Deputi Gubernur Senior Bank Indonesia (BI) Mirza Adityaswara dalam Rakornas Kadin 2017 di Jakarta, Selasa (3/10) mengatakan bahwa kemampuan industri keuangan di Indonesia untuk mendanai ekonomi Indonesia belum mencukupi. Perbankan nasional hanya mampu mendanai 35% dari kebutuhan produk domestik bruto (PDB) nasional.
“Dari mana PDB Indonesia? Dari foreign fund. Capital market Indonesia totalnya besar, tapi investor dalam negeri dibanding luar negeri mungkin fifty-fifty. Jadi foreign funding itu penting sekali. Dan foreign funding semua asalnya dari devisa, pada waktu keluar dia bawa devisa. Karena itu ekonomi Indonesia butuh export oriented food dan jasa,” katan Mirza.

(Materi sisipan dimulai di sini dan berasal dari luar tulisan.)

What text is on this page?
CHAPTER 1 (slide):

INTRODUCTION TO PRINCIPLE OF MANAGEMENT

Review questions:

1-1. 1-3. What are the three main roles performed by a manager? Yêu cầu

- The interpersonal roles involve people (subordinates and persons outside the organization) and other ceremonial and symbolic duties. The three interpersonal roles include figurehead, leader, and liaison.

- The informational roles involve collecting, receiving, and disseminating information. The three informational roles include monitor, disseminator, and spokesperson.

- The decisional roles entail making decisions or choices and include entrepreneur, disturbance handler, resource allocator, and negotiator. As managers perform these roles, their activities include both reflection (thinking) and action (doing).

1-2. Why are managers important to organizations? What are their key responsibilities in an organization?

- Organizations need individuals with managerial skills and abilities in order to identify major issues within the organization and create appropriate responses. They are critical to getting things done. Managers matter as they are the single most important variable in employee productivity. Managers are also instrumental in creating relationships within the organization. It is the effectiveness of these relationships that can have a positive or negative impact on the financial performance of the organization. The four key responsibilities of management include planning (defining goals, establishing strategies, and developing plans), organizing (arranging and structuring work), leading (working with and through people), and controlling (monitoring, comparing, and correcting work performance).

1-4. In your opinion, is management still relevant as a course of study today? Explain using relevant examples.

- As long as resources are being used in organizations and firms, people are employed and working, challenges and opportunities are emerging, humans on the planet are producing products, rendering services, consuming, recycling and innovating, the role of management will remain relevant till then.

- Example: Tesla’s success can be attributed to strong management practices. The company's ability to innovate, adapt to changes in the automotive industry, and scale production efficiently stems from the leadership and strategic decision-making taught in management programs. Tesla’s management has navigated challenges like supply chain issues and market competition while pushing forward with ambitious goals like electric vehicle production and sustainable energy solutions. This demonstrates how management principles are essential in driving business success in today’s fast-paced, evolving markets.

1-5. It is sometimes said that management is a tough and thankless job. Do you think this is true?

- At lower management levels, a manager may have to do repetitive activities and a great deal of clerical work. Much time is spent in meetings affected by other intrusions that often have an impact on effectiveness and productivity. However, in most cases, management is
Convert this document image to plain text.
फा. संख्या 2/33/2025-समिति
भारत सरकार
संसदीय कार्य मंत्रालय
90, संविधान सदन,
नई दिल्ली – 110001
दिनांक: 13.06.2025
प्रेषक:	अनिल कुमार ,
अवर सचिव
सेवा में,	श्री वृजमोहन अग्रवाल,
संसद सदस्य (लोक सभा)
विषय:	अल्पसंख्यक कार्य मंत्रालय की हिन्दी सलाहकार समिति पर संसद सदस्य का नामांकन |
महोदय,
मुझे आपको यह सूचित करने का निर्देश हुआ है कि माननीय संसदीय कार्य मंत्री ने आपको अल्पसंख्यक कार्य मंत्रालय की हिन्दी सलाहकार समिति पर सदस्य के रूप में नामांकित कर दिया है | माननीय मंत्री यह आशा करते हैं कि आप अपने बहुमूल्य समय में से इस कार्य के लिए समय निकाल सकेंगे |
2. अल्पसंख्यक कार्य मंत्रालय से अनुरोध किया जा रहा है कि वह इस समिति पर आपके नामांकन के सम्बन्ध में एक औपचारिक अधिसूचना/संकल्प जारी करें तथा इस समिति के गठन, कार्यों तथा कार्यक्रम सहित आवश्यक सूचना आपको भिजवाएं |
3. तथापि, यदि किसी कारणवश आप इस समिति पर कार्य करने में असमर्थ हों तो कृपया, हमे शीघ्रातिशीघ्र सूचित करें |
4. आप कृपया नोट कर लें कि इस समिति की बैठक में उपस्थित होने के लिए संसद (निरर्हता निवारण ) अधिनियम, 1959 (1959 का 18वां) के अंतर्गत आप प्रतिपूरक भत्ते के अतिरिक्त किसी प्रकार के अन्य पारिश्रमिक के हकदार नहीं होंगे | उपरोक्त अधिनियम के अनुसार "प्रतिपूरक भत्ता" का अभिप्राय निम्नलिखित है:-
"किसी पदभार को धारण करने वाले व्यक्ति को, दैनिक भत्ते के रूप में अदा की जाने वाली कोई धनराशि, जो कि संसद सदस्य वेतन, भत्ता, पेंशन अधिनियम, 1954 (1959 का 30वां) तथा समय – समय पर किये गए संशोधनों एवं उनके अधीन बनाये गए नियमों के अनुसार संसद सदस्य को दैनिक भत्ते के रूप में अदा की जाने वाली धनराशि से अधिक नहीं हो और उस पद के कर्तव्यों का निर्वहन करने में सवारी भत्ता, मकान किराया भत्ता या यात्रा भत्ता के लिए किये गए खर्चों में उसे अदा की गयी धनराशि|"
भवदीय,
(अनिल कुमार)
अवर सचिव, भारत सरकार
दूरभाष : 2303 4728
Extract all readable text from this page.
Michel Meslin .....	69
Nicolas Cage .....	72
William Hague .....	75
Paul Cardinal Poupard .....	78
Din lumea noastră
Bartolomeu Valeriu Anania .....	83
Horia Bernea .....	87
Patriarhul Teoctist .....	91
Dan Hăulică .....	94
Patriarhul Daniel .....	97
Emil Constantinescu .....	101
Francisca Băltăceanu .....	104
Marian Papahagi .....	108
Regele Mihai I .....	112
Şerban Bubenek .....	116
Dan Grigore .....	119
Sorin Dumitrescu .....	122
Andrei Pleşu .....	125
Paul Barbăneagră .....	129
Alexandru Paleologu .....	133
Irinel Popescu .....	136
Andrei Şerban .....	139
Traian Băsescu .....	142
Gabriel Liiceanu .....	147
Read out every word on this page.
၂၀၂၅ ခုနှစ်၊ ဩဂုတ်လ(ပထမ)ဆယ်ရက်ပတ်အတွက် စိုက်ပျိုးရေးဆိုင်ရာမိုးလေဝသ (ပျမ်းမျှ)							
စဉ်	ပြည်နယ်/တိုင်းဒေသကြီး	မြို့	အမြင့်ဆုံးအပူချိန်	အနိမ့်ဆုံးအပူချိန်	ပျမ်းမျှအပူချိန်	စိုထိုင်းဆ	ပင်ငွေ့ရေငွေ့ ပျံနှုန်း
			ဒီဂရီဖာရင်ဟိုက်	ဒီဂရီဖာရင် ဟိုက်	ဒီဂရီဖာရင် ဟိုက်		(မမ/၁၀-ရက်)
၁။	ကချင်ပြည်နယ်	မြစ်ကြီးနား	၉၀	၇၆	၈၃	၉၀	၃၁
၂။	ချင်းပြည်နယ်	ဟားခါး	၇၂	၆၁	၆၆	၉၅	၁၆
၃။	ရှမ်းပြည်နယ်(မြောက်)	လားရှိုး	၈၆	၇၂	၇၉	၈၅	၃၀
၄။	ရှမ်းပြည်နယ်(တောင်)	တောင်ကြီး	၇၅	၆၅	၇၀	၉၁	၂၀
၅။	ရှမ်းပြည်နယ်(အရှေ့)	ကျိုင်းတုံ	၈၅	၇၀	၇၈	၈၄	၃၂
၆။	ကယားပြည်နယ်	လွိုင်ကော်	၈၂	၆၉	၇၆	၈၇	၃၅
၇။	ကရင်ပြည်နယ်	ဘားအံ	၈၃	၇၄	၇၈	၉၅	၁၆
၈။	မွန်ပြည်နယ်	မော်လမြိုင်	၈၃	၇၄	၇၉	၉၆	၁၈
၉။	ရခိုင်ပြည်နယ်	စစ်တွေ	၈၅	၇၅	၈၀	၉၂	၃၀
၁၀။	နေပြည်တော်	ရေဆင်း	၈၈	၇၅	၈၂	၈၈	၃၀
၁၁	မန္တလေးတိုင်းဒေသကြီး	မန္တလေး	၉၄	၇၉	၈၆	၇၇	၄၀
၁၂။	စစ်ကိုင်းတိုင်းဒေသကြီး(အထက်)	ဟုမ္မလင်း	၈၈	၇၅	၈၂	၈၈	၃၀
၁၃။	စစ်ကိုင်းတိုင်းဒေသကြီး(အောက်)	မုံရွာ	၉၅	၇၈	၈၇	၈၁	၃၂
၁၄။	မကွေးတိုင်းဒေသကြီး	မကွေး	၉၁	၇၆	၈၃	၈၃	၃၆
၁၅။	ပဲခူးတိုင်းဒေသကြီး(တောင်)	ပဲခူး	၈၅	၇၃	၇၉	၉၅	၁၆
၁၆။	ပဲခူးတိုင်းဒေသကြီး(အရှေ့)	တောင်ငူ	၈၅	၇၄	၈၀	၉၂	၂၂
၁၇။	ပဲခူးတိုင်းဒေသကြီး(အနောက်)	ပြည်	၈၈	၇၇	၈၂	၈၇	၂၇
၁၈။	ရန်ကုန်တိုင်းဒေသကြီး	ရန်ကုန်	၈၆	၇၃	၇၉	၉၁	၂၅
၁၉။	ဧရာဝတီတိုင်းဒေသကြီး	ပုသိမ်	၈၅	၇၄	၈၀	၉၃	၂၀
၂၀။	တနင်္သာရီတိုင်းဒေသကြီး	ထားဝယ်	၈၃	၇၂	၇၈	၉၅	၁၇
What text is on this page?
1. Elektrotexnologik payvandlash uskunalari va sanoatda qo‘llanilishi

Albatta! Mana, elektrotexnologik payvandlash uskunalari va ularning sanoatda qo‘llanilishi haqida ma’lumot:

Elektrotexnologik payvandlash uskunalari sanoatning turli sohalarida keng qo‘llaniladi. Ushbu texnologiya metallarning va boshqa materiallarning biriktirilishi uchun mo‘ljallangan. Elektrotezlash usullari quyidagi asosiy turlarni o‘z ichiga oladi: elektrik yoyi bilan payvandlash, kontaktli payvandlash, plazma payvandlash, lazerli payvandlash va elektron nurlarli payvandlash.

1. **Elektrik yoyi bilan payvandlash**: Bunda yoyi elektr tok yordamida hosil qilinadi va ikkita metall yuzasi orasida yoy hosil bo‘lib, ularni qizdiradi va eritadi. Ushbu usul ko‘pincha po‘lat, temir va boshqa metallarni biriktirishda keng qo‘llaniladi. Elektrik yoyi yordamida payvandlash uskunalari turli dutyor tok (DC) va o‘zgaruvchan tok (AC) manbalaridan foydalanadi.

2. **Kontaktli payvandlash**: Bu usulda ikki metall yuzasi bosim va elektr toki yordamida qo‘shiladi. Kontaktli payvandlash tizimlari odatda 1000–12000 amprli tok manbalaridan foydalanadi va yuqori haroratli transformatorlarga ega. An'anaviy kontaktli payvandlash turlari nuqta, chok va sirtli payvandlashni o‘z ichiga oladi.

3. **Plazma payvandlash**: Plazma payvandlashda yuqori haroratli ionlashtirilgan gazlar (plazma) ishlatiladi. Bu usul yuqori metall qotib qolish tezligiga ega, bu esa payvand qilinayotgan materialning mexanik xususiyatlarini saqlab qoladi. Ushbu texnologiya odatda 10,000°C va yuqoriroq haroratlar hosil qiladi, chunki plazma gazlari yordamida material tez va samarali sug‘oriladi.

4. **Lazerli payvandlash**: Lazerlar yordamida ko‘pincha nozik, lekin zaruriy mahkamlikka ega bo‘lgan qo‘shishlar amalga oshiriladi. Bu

Karenanya, lanjut Mirza, Indonesia membutuhkan investasi berbasis ekspor, sebab Indonesia memerlukan cadangan devisa (cadev) yang kuat.
Mirza menjelaskan, saat ini ekspor barang dan jasa Indonesia masih jauh lebih kecil dari utang pemerintah dan swasta. Jika dibanding penerimaan ekspor, utang luar negeri Indonesia mencapai 127%, sedangkan negara lain seperti Filipina hanya sekitar 65%.
“Jadi, kalau kita utang luar negeri dibanding export goods dan services itu sekitar 172%. Sedangkan tetangga kita Filipina hanya 65%. Jadi, dia ekspornya banyak, utang boleh, tapi untuk utang luar negeri, kita harus punya devisa yang kuat,” imbuh dia.
Selain itu, tambahnya, investasi asing dapat menjadi salah satu pendukung pertumbuhan perekonomian di Indonesia, terutama dalam pembangunan infrastruktur.
“Pada tahun 2017, Indonesia telah berhasil meraih peringkat investment grade dari tiga lembaga pemeringkat internasional. Hal tersebut diharapkan dapat meningkatkan minat investasi asing ke Indonesia, seiring meningkatnya keyakinan investor,” pungkasnya.